Musk believes that the radar can now be used as the primary control sensor to confirm visual image recognition and give the car more opportunities to avoid collisions. However, Musk states, ‘the big problem in using radar to stop the car is avoiding false alarms’. 

The radar system has been present in Tesla’s since October 2014 and the new software will run on existing hardware and unlock six times more radar objects. The radar will create a 3D map of its surroundings and by studying several frames against vehicle velocity and its expected path, the car can judge if something is real and assess whether or not a collision is imminent. 

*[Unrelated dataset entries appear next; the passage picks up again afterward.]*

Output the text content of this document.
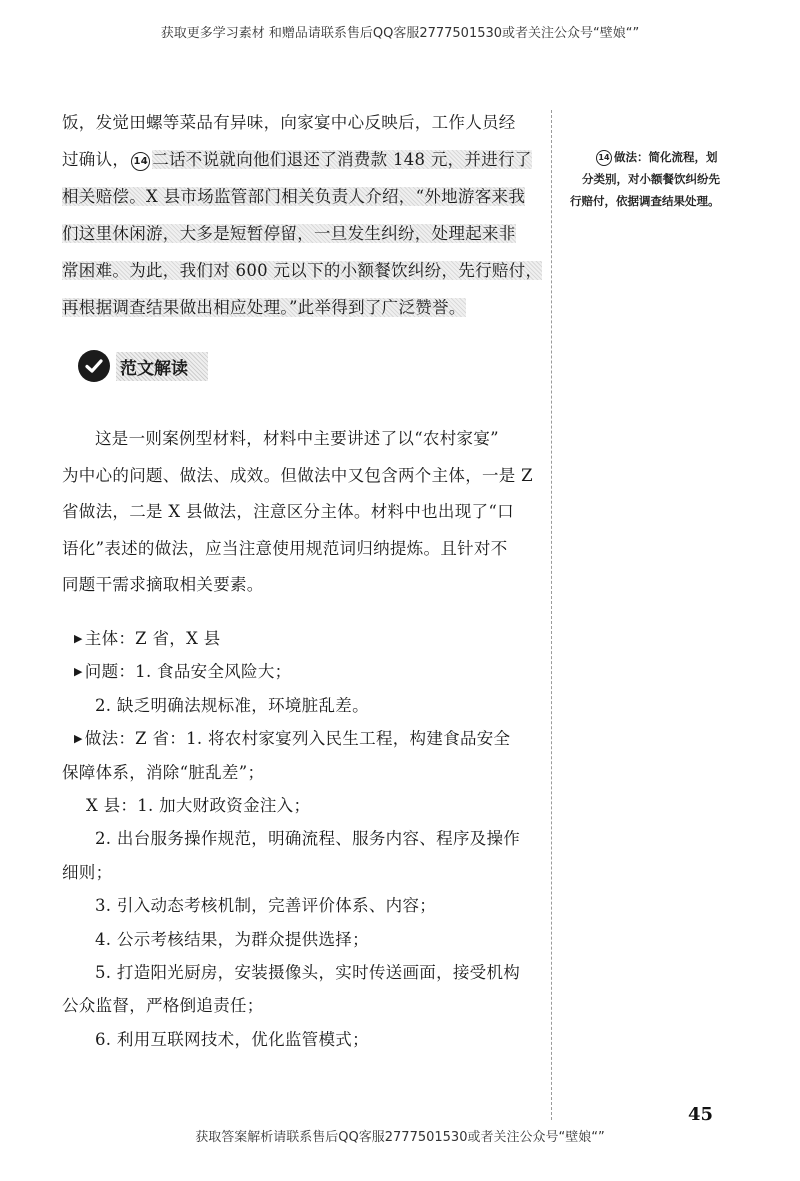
获取更多学习素材 和赠品请联系售后QQ客服2777501530或者关注公众号“壁娘“”
饭，发觉田螺等菜品有异味，向家宴中心反映后，工作人员经
过确认， 14 二话不说就向他们退还了消费款 148 元，并进行了
相关赔偿。X 县市场监管部门相关负责人介绍，“外地游客来我
们这里休闲游，大多是短暂停留，一旦发生纠纷，处理起来非
常困难。为此，我们对 600 元以下的小额餐饮纠纷，先行赔付，
再根据调查结果做出相应处理。”此举得到了广泛赞誉。
范文解读
这是一则案例型材料，材料中主要讲述了以“农村家宴”
为中心的问题、做法、成效。但做法中又包含两个主体，一是 Z
省做法，二是 X 县做法，注意区分主体。材料中也出现了“口
语化”表述的做法，应当注意使用规范词归纳提炼。且针对不
同题干需求摘取相关要素。
▶ 主体：Z 省，X 县
▶ 问题：1. 食品安全风险大；
2. 缺乏明确法规标准，环境脏乱差。
▶ 做法：Z 省：1. 将农村家宴列入民生工程，构建食品安全
保障体系，消除“脏乱差”；
X 县：1. 加大财政资金注入；
2. 出台服务操作规范，明确流程、服务内容、程序及操作
细则；
3. 引入动态考核机制，完善评价体系、内容；
4. 公示考核结果，为群众提供选择；
5. 打造阳光厨房，安装摄像头，实时传送画面，接受机构
公众监督，严格倒追责任；
6. 利用互联网技术，优化监管模式；
14 做法：简化流程，划
分类别，对小额餐饮纠纷先
行赔付，依据调查结果处理。
45
获取答案解析请联系售后QQ客服2777501530或者关注公众号“壁娘“”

The difficulty are objects such as signs, a rise in the road or a bridge where the road dips, all of which the car could interpret as a collision course. The Tesla fleet is used to solve this issue, each car helping one another to ‘learn’ the road. Musk states that ‘initially, the vehicle fleet will take no action except to note the position of road signs, bridges and other stationary objects, mapping the world according to radar. The car computer will then silently compare when it would have braked to the driver action and upload that to the Tesla database. If several cars drive safely past a given radar object…then that object is added to the geocoded whitelist’.

The result of this is that the car should almost always hit the brakes automatically in necessary situations.

Another update follows the recent death of a Tesla driver using the self-driving feature. If the car detects no hands on the wheel whilst in the autopilot mode and the driver ignores repeated warnings, the car will need to be parked before self-driving can continue. 

For more information, read the full Elon Musk blog here.

Following on from this, former business partner Mobileye, has announced it has stopped working with Tesla because the company has 'pushed the envelope' on its autopilot feature.

Mobileye executive Amnon Shashua told Reuters that the design of autopilot threatened to push it beyond the point that it was safe to use.

"It is not designed to cover all possible crash situations in a safe manner," he said. Mr Shashua is also technology chief at Mobileye, which develops driver assistance systems.
"It is a driver assistance system and not a driverless system," he said.

Tesla has responded by saying the autopilot was built to help drivers, not turn cars into autonomous vehicles.